Burnett's aim was to portray the lives of black people in L.A. in a realistic manner; to show well-meaning but also comparatively well-off whites that their ideas for helping the poor black communities perhaps needed a bit of rethinking. He has stated that the film was meant to be shown to communities privately and not for commercial distribution. Killer of Sheep looks at the life of Stan, a family guy who lives in Watts, which still shows the scars of the riots there just 7 years previously. Stan works at a slaughterhouse and the sturm und drang is making him numb to his family and life, generally.
The film lacks a 3-act plot and is more akin to Italian neo-realism with it's slice-of-life story and use of non-actors. Scenes with Stan at work are set against those with him at home where he can only muster a thousand-yard stare in the face of his wife's sexual advances. She also notes that he never smiles anymore. Stan's lethargy is contrasted by the activities of the neighborhood kids. They seem ostensibly happy as we see them running around, having rock fights, and playing on the railroad tracks amidst the vacant lots and dilapidated buildings.
The pace here is slow and deliberate. A two-minute scene of Stan and his friend are carrying an engine down a couple flights of stairs would be a 3-second shot in your average Hollywood movie. I really loved the cinematography with its judicious use of wide angle lenses and a great tracking shot of two thieves hauling a stolen TV down an alley. The way I'm describing this probably sounds like the film is a very fractured view of a man, his family, and the neighborhood they live in and I suppose this is true, in a way. But Burnett keeps things together with scenes in Stan's home. It's a modest house but it's a home for the characters. The shot composition varies so it never seems like the many scenes that take place in the kitchen are the same. And the scene with the girl singing to Earth, Wind, and Fire was absolutely charming. It's not Stan's home life which is the problem, it's his job killing sheep.
The music, which kept the film from commercial release for 30 years, is also very important here. Songs by Paul Robeson, Scott Joplin, Elmore James, Dinah Washington, et al not only add commentary to the scene in which they appear, they also serve to remind the viewer that the situation in which the characters find themselves are historically contingent. The Watts ghettos didn't just arise out of a vacuum in the wake of the riots of 1965.

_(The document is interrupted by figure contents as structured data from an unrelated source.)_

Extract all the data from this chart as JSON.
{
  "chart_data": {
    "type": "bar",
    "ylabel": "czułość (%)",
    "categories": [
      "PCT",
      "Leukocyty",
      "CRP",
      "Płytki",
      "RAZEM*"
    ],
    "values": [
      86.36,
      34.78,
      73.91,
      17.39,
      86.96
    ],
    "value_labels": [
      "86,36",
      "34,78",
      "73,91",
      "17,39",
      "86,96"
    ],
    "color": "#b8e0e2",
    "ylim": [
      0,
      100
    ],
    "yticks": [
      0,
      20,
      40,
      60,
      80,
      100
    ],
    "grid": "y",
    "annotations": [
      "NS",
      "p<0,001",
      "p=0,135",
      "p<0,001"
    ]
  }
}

The shot that sticks with me is one in the slaughterhouse. Two Judas goats are in the foreground while a herd of sheep are in the back blissfully unaware of their collective fate. I found this is be a very potent picture and actually feared for Stan after seeing it.
Killer of Sheep was declared a national treasure by the Library of Congress and it was put into the National Film Registry and deservedly so. The film is an antidote to the Blaxploitation films fetishized by the Quentin Tarantinos of the world and stands as a great American film.
1 comment:
The more I think about that film, the more I appreciate it. I really liked how it reflected different *kinds* of people and how Stan interacted with them.
One thing that I have been thinking about a lot is how the scenes in the abbatoir are free of dialog. All of the noise of the outside world is left at the door.
My take on his relationship with his job is a bit different. While it didn't feel as though he were fulfilled, the job seemed to be the one thing that he could get done - with his friends, his family, his car, his house there was always more, but the (relatively) simple tasks of his job could be done, at least until they were performed at a predictable time down the line.
Did you notice that he was smiling at the end? He had turned a corner, I think. I loved the note of hopefulness ending the film.
Also a film* from that era about black people by a black person** feels like a pretty unique experience.
* which is not blaxplotative
**who is not creepy mario van peebles.